'Ghost Pepper' Drink Puts Ohio Bar Patron in Hospital - News - @ JEMS.com


'Ghost Pepper' Drink Puts Ohio Bar Patron in Hospital

"His nose and his mouth and his lungs felt as though they were on fire"


 
 

Mark Gokavi, Dayton Daily News | | Tuesday, November 13, 2012


XENIA, Ohio -- A man is suing a Beavercreek bar for allegedly serving him an alcoholic shot that included extract from "ghost pepper," the hottest naturally grown pepper on Earth, a claim the bar owner says is false.

Brady W. Bennett filed a personal injury complaint in Greene County Common Pleas Court against Adobe Gila's at The Greene for negligence and other claims relating to an incident Dec. 16, 2011 that included a 911 call and an ambulance trip to a hospital.

The suit says Bennett and a friend had two rounds of beer and were asked by Adobe Gila's employees if they wanted a free shot. Bennett's attorney, Jeffrey McQuiston, said the men asked for Patron tequila with some apple flavoring.

"They toast each other and throw it back," McQuiston said. "(Bennett) immediately fell to the ground. His throat felt as though it was swelling shut. His nose and his mouth and his lungs felt as though they were on fire. He had extreme difficulty breathing. And his heart was pounding harder and harder and he thought he was having a heart attack. So he screams for someone to call 911, which they do."

The lawsuit claims an Adobe Gila's employee told paramedics that Bennett was given ghost pepper extract, which is from the Bhut Jolokia plant. The suit said on the Scoville scale of pungency, a habanero chili is between 100,000 to 350,000 whereas the ghost pepper's range is from 855,000 to 1,050,000. U.S. grade pepper spray is between 2 and 5.3 million. McQuiston said Ben-nett's friend immediately ran to the restroom and induced vomiting.

"It wasn't as if they gave him a little Tabasco," McQuiston said. "This stuff is lethal."

Adobe Gila's owner, Steve Cohee, called the lawsuit bogus and said that his bar doesn't make anybody drink anything they didn't order.

"They came in and wanted to do just some kind of crazy shot so my bartender came up with one for them and gave it to them," said Cohee, who said there may have been some kind of hot sauce involved. "We don't even have ghost pepper of any kind in our facility, so there's no ghost pepper in it."

Some restaurants advertise ghost pepper extract and ask customers to sign a liability waiver before serving it on hot wings or other food. Adobe Gila's menu doesn't list ghost pepper extract, but does offer spicy sauces on its boneless wings and Mexican items such as tacos, burritos and enchiladas.

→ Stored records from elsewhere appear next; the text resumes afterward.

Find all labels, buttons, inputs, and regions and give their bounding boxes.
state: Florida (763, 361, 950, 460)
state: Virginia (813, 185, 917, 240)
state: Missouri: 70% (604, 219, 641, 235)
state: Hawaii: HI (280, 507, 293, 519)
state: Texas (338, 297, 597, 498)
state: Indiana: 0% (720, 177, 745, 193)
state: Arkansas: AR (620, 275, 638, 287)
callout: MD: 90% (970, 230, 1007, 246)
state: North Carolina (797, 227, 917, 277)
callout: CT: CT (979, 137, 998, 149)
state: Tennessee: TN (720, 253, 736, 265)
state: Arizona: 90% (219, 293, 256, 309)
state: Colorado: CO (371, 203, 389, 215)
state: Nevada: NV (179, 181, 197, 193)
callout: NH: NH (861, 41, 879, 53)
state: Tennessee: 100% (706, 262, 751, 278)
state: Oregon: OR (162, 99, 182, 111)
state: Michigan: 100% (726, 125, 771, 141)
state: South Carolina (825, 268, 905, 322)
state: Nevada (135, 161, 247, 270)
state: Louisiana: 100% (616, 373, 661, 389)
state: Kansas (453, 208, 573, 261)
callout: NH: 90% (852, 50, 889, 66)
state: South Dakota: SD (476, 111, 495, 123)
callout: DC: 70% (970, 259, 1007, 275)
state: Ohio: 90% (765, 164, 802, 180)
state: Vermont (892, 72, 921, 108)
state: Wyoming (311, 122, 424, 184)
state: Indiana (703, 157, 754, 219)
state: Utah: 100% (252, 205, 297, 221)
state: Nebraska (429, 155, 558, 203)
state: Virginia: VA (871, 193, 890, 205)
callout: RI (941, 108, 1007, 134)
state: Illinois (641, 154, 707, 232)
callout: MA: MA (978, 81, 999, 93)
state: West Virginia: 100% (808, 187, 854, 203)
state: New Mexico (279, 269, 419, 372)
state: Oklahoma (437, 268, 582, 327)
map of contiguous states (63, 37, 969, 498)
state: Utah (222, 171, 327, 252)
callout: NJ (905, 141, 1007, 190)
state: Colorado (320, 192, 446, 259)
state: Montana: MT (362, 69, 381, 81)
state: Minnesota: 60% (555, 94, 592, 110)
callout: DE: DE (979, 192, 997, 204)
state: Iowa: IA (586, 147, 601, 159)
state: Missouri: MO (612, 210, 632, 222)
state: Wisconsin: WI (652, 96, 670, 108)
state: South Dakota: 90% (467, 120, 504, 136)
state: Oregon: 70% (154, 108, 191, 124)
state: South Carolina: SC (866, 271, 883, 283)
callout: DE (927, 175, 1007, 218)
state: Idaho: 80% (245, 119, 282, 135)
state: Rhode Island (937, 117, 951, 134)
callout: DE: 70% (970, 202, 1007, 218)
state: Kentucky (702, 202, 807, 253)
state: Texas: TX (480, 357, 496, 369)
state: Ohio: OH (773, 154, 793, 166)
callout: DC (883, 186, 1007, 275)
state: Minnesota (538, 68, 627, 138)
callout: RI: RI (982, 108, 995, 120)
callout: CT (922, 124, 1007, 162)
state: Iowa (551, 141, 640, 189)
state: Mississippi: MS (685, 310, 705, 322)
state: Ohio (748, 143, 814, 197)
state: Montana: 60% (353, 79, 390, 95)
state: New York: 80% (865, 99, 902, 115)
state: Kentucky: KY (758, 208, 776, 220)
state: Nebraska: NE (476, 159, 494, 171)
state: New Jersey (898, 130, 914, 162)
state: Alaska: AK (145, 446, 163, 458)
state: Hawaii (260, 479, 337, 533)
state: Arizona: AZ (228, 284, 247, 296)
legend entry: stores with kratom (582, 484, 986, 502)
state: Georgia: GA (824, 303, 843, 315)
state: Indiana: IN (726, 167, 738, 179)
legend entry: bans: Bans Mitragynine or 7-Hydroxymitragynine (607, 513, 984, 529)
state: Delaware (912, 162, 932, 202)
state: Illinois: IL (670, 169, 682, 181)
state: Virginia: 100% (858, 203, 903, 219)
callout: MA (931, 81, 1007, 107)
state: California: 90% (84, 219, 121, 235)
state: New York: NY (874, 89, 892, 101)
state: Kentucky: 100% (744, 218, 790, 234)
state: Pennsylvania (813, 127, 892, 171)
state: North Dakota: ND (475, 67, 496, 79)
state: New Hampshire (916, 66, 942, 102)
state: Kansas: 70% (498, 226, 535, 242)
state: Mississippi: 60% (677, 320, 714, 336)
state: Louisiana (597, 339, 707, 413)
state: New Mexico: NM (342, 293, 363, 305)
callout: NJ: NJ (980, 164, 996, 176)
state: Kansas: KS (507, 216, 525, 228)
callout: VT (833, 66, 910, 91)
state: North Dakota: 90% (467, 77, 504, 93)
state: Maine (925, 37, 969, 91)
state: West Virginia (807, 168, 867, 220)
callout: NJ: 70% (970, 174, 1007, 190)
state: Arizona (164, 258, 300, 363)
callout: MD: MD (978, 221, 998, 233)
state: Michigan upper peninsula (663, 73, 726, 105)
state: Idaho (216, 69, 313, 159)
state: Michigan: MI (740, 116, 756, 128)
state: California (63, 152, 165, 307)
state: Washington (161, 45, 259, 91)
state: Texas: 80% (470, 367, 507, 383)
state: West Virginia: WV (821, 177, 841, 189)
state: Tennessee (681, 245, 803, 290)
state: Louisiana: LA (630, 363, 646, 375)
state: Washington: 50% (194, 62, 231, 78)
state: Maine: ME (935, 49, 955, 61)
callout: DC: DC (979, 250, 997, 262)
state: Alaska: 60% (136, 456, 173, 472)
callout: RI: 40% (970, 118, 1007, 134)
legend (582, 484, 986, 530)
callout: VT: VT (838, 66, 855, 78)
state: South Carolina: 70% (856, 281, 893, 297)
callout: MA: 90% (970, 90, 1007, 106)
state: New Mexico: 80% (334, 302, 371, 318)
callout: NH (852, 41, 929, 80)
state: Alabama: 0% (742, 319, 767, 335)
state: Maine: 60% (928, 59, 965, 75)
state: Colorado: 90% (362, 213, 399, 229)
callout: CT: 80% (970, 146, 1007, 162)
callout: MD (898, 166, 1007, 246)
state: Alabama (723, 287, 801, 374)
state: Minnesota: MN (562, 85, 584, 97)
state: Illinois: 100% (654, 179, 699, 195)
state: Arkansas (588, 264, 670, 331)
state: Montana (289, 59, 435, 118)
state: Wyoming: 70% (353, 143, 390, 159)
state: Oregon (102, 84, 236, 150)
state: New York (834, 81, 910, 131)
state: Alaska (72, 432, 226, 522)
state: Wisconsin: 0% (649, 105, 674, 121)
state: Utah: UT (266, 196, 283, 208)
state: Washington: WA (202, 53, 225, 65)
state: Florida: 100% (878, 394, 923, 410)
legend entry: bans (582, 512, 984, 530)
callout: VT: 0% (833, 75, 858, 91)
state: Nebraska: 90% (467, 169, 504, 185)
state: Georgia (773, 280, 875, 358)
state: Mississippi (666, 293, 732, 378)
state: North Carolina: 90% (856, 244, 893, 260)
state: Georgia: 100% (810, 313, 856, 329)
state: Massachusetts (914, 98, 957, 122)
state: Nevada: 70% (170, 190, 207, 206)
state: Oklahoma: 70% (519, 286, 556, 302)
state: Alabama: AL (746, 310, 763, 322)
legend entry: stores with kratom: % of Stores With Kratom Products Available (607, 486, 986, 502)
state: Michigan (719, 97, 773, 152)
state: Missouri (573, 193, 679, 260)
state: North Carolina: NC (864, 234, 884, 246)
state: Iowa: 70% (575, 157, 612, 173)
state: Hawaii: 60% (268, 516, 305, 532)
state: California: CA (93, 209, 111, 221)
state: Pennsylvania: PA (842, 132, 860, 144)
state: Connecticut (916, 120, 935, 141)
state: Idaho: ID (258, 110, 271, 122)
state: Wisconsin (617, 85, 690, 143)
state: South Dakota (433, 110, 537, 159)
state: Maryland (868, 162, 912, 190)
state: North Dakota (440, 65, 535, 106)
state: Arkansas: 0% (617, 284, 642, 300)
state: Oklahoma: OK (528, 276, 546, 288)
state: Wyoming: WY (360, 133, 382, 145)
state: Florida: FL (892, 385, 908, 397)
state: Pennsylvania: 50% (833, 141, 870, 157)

During the 911 call just after 2 a.m., there are sounds of Ben-nett moaning and groaning. A male voice asked, "Are you allergic to hot sauce because she put hot sauce in there." There is no mention of ghost pepper extract during the 911 call.

The suit says Bennett, a mid-30s National Guard veteran from Indiana who lived in Centerville, incurred hospital and medical expenses of $5,178.84 and also asks for compensatory and punitive damages.

"Over the course of the next two weeks, when he has to go to the bathroom, it is an excruciating experience," McQuiston said. "I presume it was a prank, but it was a prank gone very wrong."

Cohee said a week after the incident Bennett posted on a social media website that he had done "some crazy shot at another bar" and that a printout of that had been given to his insurance investigators.

"They offered an insignificant settlement offer," Mc-Quiston said. "We're not going to settle for an insignificant amount of money."

Cohee said he can only turn frivolous lawsuits over to his insurance provider to defend.

"We're not there trying to hurt anyone. Why would we do that?" Cohee said. "We're there to show people a good time and give them relief from the stress of daily life."